Well, I’ve stayed in my share of hostels, guesthouses with concrete beds and paper walls, and other budget lodgings lacking anything from hot water to AC to heat. And I’ve stayed (via Hotwire, points, or any other means I can rummage up) in posh hotels. And I have to say. When I’m far from home, figuring out my way around a foreign city, feet aching, and brain a bit tired at the end of a day, there is nothing like returning to a cushy bed, soft towels, and a shower with hot water and good pressure. And sound-proof windows. Without a halfway decent night’s sleep while traveling, nothing else matters. All the sights I came thousands of miles and spent thousands of dollars to see will blur together into a foggy string of places where I look for a place to sit down.

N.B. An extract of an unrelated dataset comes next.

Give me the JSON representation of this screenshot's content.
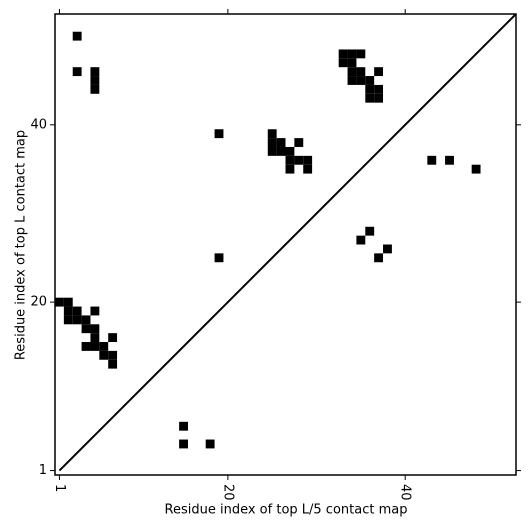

Yes, the guest house owners of some places we’ve stayed have been among the highlights of our travels. But others were just as anonymous as the concierge behind the desk in the sparkling lobby of the name brand hotel. Either way, I’m paying to stay in a lodging full of other people from elsewhere, staffed by locals paid to tend to me.
Unless you’re staying with friends or family (which we’ve also done!), you’re a customer. And customers in a fancy hotel who step out the door and plunge into adventure are no less of a traveller than those who toss and turn in a budget inn, kept awake all night by fire alarms and banging doors (like our stay at the Leinster Inn hostel in London nine years ago).
In the end, I’m not in a city for the room. I’m there for the full experience – to see, taste, smell and otherwise immerse myself in the life of another world. A robe and slippers at the end of the day is just icing.